I had a code like below to make some Flgas set/clear;
unsigned short FlagReg; int main(void) { ... FlagReg = FlagReg | 0x0001; // makes first bit TRUE ... } void Timer1Handler(void) _irq { ... FlagReg = FlagReg & 0xFFFD; // makes second bit FALSE ... }
This code seems to work. It works correct normally but it doesn't sometimes. It's because making second bit at timer1 interrupt doesn't work.
So, I thought of its assembly. It's like below:
main: LDR R0,[PC,#xxxx] LDR R0,[R0,#xxxx] ORR R0,R0,0x0001 -> interrupt may occur at this line LDR R1,[PC,#xxxx] LDR R0,[R1,#xxxx]
If timer interrupt occurs at shown line what will happens? I think, makeing clear second bit will be not valid. Second bit was made clear and register was changed at timer0 interrupt but the value to write into register has been alerady calculated at previous line.

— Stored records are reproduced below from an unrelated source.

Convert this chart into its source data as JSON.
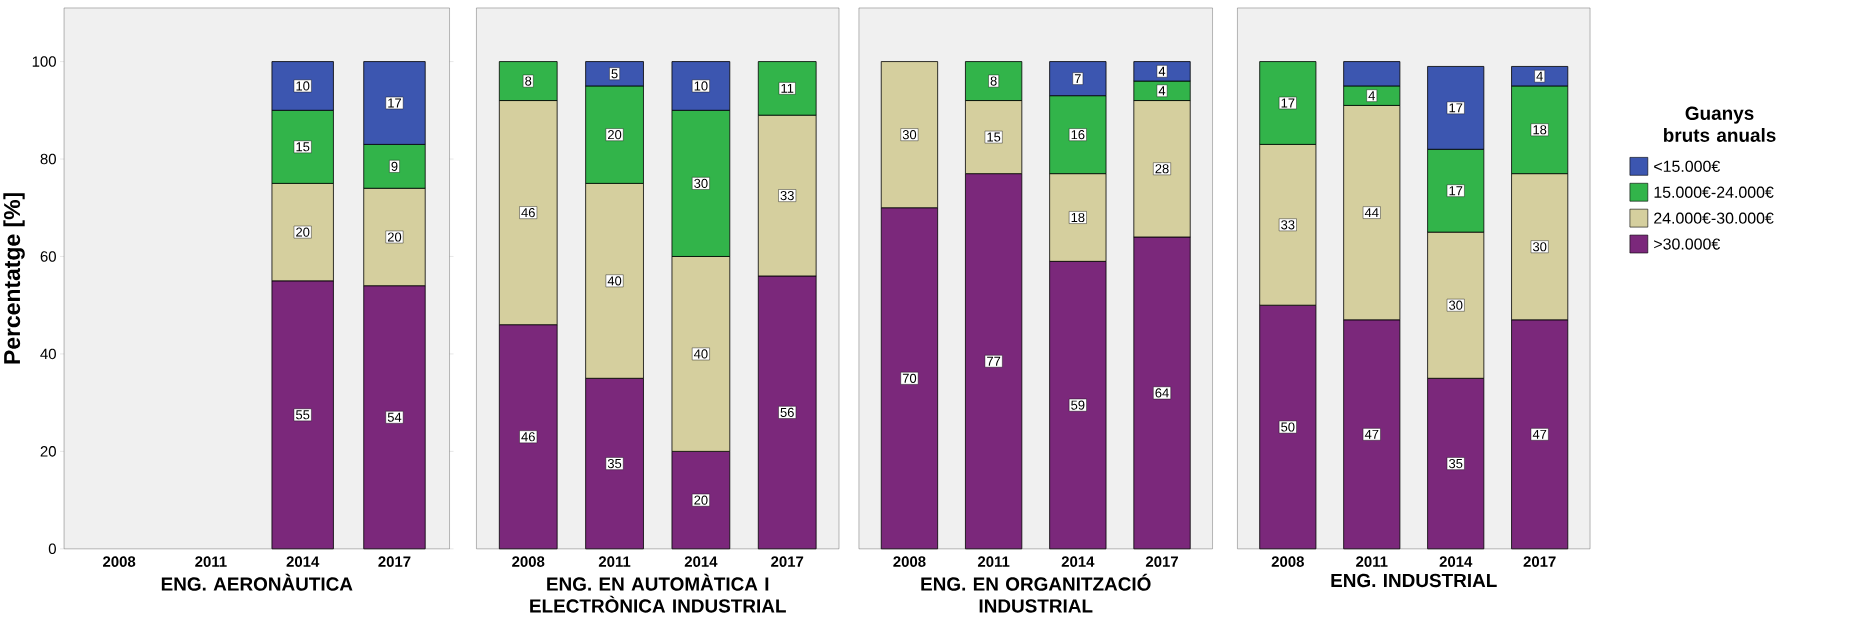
{
  "chart_data": [
    {
      "type": "bar",
      "stacked": true,
      "categories": [
        "2008",
        "2011",
        "2014",
        "2017"
      ],
      "xlabel": "ENG. AERONÀUTICA",
      "ylabel": "Percentatge [%]",
      "ylim": [
        0,
        111
      ],
      "yticks": [
        0,
        20,
        40,
        60,
        80,
        100
      ],
      "data_labels": true,
      "series": [
        {
          "color": "#7b287b",
          "values": [
            null,
            null,
            55,
            54
          ]
        },
        {
          "color": "#d5cf9e",
          "values": [
            null,
            null,
            20,
            20
          ]
        },
        {
          "color": "#32b44a",
          "values": [
            null,
            null,
            15,
            9
          ]
        },
        {
          "color": "#3c56b0",
          "values": [
            null,
            null,
            10,
            17
          ]
        }
      ]
    },
    {
      "type": "bar",
      "stacked": true,
      "categories": [
        "2008",
        "2011",
        "2014",
        "2017"
      ],
      "xlabel": "ENG. EN AUTOMÀTICA I ELECTRÒNICA INDUSTRIAL",
      "ylim": [
        0,
        111
      ],
      "yticks": [
        0,
        20,
        40,
        60,
        80,
        100
      ],
      "tick_labels": "x",
      "data_labels": true,
      "series": [
        {
          "color": "#7b287b",
          "values": [
            46,
            35,
            20,
            56
          ]
        },
        {
          "color": "#d5cf9e",
          "values": [
            46,
            40,
            40,
            33
          ]
        },
        {
          "color": "#32b44a",
          "values": [
            8,
            20,
            30,
            11
          ]
        },
        {
          "color": "#3c56b0",
          "values": [
            null,
            5,
            10,
            null
          ]
        }
      ]
    },
    {
      "type": "bar",
      "stacked": true,
      "categories": [
        "2008",
        "2011",
        "2014",
        "2017"
      ],
      "xlabel": "ENG. EN ORGANITZACIÓ INDUSTRIAL",
      "ylim": [
        0,
        111
      ],
      "yticks": [
        0,
        20,
        40,
        60,
        80,
        100
      ],
      "tick_labels": "x",
      "data_labels": true,
      "series": [
        {
          "color": "#7b287b",
          "values": [
            70,
            77,
            59,
            64
          ]
        },
        {
          "color": "#d5cf9e",
          "values": [
            30,
            15,
            18,
            28
          ]
        },
        {
          "color": "#32b44a",
          "values": [
            null,
            8,
            16,
            4
          ]
        },
        {
          "color": "#3c56b0",
          "values": [
            null,
            null,
            7,
            4
          ]
        }
      ]
    },
    {
      "type": "bar",
      "stacked": true,
      "categories": [
        "2008",
        "2011",
        "2014",
        "2017"
      ],
      "xlabel": "ENG. INDUSTRIAL",
      "ylim": [
        0,
        111
      ],
      "yticks": [
        0,
        20,
        40,
        60,
        80,
        100
      ],
      "tick_labels": "x",
      "legend": "right",
      "legend_title": "Guanys bruts anuals",
      "series": [
        {
          "name": ">30.000€",
          "color": "#7b287b",
          "values": [
            50,
            47,
            35,
            47
          ],
          "value_labels": [
            "50",
            "47",
            "35",
            "47"
          ]
        },
        {
          "name": "24.000€-30.000€",
          "color": "#d5cf9e",
          "values": [
            33,
            44,
            30,
            30
          ],
          "value_labels": [
            "33",
            "44",
            "30",
            "30"
          ]
        },
        {
          "name": "15.000€-24.000€",
          "color": "#32b44a",
          "values": [
            17,
            4,
            17,
            18
          ],
          "value_labels": [
            "17",
            "4",
            "17",
            "18"
          ]
        },
        {
          "name": "<15.000€",
          "color": "#3c56b0",
          "values": [
            null,
            5,
            17,
            4
          ],
          "value_labels": [
            null,
            null,
            "17",
            "4"
          ]
        }
      ]
    }
  ]
}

I hope that I could explain the problem. What can I do to solve this problem?
Best regards.
You have several options.
1) Some Cortex-M processors have the bit-banding feature. It allows you to flip bits atomically. Look it up. This is the easiest option.
2) You can disable interrupts (or just one interrupt) for the duration of flag modification in main(). Not very nice for a number of reasons.
3) You can design your logic in such a way that you don't need to modify the same variable both in main() and the interrupt handler. This way is portable since it does not rely on special CPU features like bit-banding, and it does not need disable interrupts.
One more thing. If the variable is modified in an interrupt handler and its value is used in main(), you must declare it as volatile.
I would just switch from flags to two separate 'char' variables. And make sure they are volatile.
The main loop can look at your char variable. It will be random if it picks up the value before or after the interrupt happens. But both alternatives will be correct. If that is enough, or if the interrupt handler does some other operations too, will decide if it is enough to just have this 'char' variable declared volatile.
It is always important to look at the used data structures and try to make them as "easy" as possible when it comes to synchronization. That is a reason why ring buffers are so much liked - the interrupt handler can insert and the main loop can consume. Or the main loop can insert and the interrupt consume. But the main loop is the only one modifying one index and the interrupt is the only one modifying the other index - so volatile is enough to make it work well.